Slope-to-optimal-solution-based evaluation of the hardness of travelling salesman problem instances

Abstract

AbstractThe travelling salesman problem is one of the most popular problems in combinatorial optimization. It has been frequently used as a benchmark of the performance of evolutionary algorithms. For this reason, nowadays practitioners request new and more difficult instances of this problem. This leads to investigate how to evaluate the intrinsic difficulty of the instances and how to separate ease and difficult instances. By developing methodologies for separating easy- from difficult-to-solve instances, researchers can fairly test the performance of their combinatorial optimizers.

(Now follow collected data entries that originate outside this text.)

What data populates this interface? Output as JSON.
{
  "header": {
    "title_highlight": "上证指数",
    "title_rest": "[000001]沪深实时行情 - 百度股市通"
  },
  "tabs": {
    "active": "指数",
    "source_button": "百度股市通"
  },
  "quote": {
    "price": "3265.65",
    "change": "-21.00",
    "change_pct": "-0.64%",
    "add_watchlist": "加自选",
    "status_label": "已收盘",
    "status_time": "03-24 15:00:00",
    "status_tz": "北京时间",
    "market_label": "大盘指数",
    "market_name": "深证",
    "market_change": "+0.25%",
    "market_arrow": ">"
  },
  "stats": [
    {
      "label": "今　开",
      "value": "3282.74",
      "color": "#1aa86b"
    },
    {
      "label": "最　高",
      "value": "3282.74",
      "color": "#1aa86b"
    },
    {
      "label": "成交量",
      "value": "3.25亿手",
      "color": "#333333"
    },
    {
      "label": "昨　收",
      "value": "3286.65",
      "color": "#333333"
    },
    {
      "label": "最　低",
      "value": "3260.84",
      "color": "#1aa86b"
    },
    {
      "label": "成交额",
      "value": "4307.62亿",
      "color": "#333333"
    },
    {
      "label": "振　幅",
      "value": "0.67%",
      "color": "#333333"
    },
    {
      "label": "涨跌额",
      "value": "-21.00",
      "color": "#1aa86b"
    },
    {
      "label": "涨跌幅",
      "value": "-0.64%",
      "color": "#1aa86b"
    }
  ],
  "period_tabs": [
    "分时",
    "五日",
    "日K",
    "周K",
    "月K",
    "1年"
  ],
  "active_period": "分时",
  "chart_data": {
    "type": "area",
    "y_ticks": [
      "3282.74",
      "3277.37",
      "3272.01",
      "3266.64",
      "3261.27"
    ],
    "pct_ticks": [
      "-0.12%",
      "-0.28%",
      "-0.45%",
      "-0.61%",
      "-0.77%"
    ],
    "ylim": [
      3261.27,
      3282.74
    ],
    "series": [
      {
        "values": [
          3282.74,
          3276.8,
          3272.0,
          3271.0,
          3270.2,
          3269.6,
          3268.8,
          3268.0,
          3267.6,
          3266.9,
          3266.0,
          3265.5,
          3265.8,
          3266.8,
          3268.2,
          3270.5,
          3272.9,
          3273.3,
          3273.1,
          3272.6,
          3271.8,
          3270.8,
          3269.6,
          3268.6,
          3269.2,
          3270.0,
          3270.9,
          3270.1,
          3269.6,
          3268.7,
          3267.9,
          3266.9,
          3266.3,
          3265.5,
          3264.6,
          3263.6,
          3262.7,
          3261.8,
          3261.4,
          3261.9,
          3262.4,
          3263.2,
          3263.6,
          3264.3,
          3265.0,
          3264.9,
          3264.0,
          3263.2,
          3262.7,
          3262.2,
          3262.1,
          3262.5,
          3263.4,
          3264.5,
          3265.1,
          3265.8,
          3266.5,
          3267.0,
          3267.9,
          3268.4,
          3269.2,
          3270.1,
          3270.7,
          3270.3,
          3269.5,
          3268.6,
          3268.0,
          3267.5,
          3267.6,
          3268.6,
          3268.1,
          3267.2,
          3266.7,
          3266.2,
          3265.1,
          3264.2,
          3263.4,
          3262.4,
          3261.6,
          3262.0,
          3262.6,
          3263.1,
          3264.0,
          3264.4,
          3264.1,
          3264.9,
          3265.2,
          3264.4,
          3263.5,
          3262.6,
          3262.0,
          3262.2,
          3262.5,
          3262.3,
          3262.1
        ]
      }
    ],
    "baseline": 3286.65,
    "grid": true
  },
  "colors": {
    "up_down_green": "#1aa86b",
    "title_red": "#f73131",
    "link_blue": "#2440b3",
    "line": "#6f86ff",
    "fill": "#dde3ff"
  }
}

In this work, a methodology for evaluating the difficulty of instances of the travelling salesman problem near the optimal solution is proposed. The question is if the fitness landscape near the optimal solution encodes enough information to separate instances in function of their intrinsic difficulty. This methodology is based on the use of a random walk to explore the closeness of the optimal solution. The optimal solution is modified by altering one connection between two cities at each step, at the same time that the fitness of the altered solution is evaluated. This permits evaluating the slope of the fitness landscape. Later, and using the previous information, the difficulty of the instance is evaluated with random forests and artificial neural networks. In this work, this methodology is confronted with a wide set of instances. As a consequence, a methodology to separate the instances of the travelling salesman problem by their degree of difficulty is proposed and evaluated.